Sensing an opportunity to broaden their fan bases, teams in the four-team league have launched online English-language broadcasts that are getting millions of views. Tsai, who has more than 1 million Twitter followers, has tweeted multiple times about the league, and Taoyuan mayor Cheng Wen-tsan, an early favorite for the 2024 presidential election, has announced that the city government will sponsor English-language broadcasts of games involving the Taoyuan team, the Rakuten Monkeys, which currently tops the league.

China’s Kuomintang government seized Taiwan after Japan’s surrender in 1945, and relocated there after being overthrown by Mao Zedong’s communist revolution in 1949. Under the name “Chinese Taipei,” Taiwan dominated the Little League World Series, an annual tournament for players aged 10 to 12, winning 17 of the 28 finals between 1969 and 1996, the year of Taiwan’s first direct presidential election. As a child, I watched some of those games on television in the U.S. and remember asking my parents where Chinese Taipei was. They had no idea.

In 1971, with China and the U.S. locked in Cold War rivalry, a chance exchange between table tennis players from both countries during a tournament in Japan led to the thawing of Sino-American relations and Washington’s recognition of Beijing as the legitimate government of China in 1979.
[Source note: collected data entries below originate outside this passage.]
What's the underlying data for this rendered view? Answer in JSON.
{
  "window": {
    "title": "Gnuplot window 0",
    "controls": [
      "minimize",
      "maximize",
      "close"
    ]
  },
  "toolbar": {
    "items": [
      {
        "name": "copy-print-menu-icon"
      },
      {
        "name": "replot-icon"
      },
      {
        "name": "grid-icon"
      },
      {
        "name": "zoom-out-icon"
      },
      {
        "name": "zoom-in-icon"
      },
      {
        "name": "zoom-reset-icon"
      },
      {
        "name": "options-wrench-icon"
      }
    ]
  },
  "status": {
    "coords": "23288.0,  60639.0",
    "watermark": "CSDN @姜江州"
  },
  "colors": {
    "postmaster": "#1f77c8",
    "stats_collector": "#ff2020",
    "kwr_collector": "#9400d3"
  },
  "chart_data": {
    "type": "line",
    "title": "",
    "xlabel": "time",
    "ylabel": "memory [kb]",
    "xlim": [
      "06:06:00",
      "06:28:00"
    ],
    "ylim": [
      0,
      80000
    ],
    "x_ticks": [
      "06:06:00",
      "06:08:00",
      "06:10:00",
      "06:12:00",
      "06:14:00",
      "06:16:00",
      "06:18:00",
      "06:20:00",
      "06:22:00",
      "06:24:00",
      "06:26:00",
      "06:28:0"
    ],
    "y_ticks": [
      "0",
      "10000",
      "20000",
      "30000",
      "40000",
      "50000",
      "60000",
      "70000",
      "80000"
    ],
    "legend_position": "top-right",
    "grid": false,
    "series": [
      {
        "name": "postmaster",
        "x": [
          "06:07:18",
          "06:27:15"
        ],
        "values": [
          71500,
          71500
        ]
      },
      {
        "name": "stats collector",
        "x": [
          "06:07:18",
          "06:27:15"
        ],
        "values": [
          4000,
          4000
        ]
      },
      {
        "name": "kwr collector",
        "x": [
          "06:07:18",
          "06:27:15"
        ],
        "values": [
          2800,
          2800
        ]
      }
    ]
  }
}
The People’s Republic of China may have a bigger economy and military, but it cannot compete with Taiwan in baseball -- the sport has never taken hold in the world’s most populous country. But the fans at the game I attended were not interested in geopolitics. They just wanted the Guardians to win, which eventually happened, largely thanks to a two-run double at the bottom of the sixth inning by Malo Ipong, a member of the indigenous Amis group. After the game, the Lions bowed, Japanese-style, to the audience and then their victorious opponents.

Unseen by those who filed out of the stadium were the countless new online fans the league has picked up since the opening day of the season on April 12. For them, Taiwan, at that moment, became the center of the sports universe. The moment has passed, but it is a memory that no Beijing propagandist can erase.